On the most rudimentary level there is simply terror of feeling like an immigrant in a
place where your children are natives--where you're always going to be behind the
8-ball because they can develop the technology faster than you can learn it. It's what I
call the learning curve of Sisyphus. And the only people who are going to be
comfortable with that are people who don't mind confusion and ambiguity. I look at
confusing circumstances as an opportunity--but not everybody feels that way. That's
not the standard neurotic response. We've got a culture that's based on the ability of
people to control everything. Once you start to embrace confusion as a way of life,
concomitant with that is the assumption that you really don't control anything. At best
it's a matter of surfing the whitewater.
--John Barlow, lyricist for the Grateful Dead and cofounder of the Electronic
Frontiers Foundation

The kid who handed me the brightly colored flyer must have figured I was younger or
at least more open-minded than I really am. Or maybe he had me pegged from the beginning.

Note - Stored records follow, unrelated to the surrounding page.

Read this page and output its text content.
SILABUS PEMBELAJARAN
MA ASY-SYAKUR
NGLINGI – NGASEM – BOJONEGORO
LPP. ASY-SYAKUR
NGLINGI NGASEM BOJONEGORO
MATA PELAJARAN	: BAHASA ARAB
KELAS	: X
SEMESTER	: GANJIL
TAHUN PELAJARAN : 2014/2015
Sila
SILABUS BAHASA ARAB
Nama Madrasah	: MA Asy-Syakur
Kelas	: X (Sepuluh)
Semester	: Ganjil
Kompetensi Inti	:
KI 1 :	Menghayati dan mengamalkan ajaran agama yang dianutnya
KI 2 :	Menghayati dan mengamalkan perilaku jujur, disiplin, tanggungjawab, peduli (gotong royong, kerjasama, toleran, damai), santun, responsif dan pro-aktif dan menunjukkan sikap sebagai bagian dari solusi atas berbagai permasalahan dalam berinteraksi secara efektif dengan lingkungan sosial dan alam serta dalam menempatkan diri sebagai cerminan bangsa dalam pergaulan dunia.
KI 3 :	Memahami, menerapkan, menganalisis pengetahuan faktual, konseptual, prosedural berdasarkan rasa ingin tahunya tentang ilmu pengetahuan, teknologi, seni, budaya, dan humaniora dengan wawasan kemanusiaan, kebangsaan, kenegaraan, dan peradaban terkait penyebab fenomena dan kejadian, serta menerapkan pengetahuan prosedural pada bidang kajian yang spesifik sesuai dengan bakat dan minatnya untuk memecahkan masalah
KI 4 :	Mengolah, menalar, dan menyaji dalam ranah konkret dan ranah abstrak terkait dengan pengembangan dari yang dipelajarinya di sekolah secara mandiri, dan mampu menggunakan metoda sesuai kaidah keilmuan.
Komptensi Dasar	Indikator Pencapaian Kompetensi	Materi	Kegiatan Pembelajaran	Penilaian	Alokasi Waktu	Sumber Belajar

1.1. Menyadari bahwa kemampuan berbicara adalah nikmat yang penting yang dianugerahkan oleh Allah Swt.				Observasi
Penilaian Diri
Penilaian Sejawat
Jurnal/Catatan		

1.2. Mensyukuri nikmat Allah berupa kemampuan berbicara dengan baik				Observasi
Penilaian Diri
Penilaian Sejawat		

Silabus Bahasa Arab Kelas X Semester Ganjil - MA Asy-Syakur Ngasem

Sure, I had done a little experimenting" in college and had gotten my world view a bit
expanded, but I was hardly ready to immerse myself in a subculture as odd, or as influential,
as this one turned out to be.
The fractal-enhanced map-point" leaflet announced a giant, illegal party -- a rave,"
where thousands of celebrants would take psychedelics, dance to the blips of
computer-generated music, and discuss the ways in which reality itself would soon conform to
their own hallucinatory projections. No big deal. Bohemians have talked this way for years,
even centuries. Problem is, after a few months in their midst, I started believing them.
A respected Princeton mathematician gets turned on to LSD, takes a several-year
sabbatical in the caves of the Himalayas during which he trips his brains out, then returns to
the university and dedicates himself to finding equations to map the shapes in his psychedelic
visions. The formulas he develops have better success at mapping the weather and even the
stock market than any have before.
Three kids in San Francisco with a video camera and a broken hotel magnetic key
encoder successfully fool a bank cash machine into giving them other people's money.
A new computer conferencing system immerses people so totally in their virtual
community" that an alterego takes over a man's willpower, and he finds himself out of
control, randomly propositioning women who happen to be online."
A science fiction writer, after witnessing the spectacle of a child in hypnotic symbiosis
with a video arcade game, invents a fictional reality called Cyberspace -- a consensual
hallucination" accessed through the computer, where one's thoughts manifest totally, and
reality itself conforms to the wave patterns.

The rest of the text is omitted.